Bernosky stated in a recent article that this change is not simply beneficial to customers using traditional energy delivery methods, but to all customers. Meanwhile, solar interests like the Alliance for Solar Choice (TASC) have been fighting back against these changes, claiming that the loss in customers and revenue will destroy the renewable energy source.

While with the current technology for solar, demand charges could create an issue for solar customers, Bernosky stated, “There are emerging technologies that allow keeping an eye on peak demand to get to those savings. We have seen a lot of customers save when they move to a demand rate.”

APS and others are concerned that the solar energy lobbyists are less interested in serving a wider customer base with clean energy and more interested in using the bait of renewable resources and environmental safety to push outdated technology at inflated installation prices.

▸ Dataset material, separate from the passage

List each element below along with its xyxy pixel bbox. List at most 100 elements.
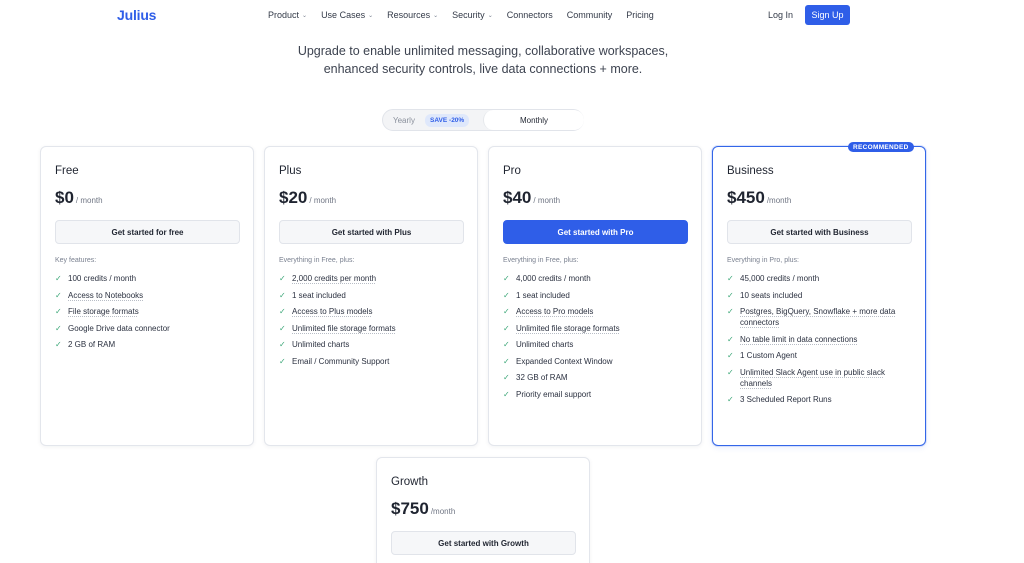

SolarCity’s Will Craven argues that APS is looking to overcharge solar customers for the benefit of their own bottom line. But, according to a recent study by third-party firm, Navigant, the change in monthly charging will only serve to balance the bill for customers. While the change to demand charges would see a slight increase in the base rate for billing–from $10 to $15 per month in UNS’ case–they would also benefit customers who do not use energy in surges during peak hours. While solar users are typically the customers to do this, advances in technology, if implemented in rooftop installation, will help lower that bill considerably.

By advocating for better solar technology to be installed, Bernosky and his colleagues see a way to keep solar a viable energy source without harming the low-income customers who are unable to use it.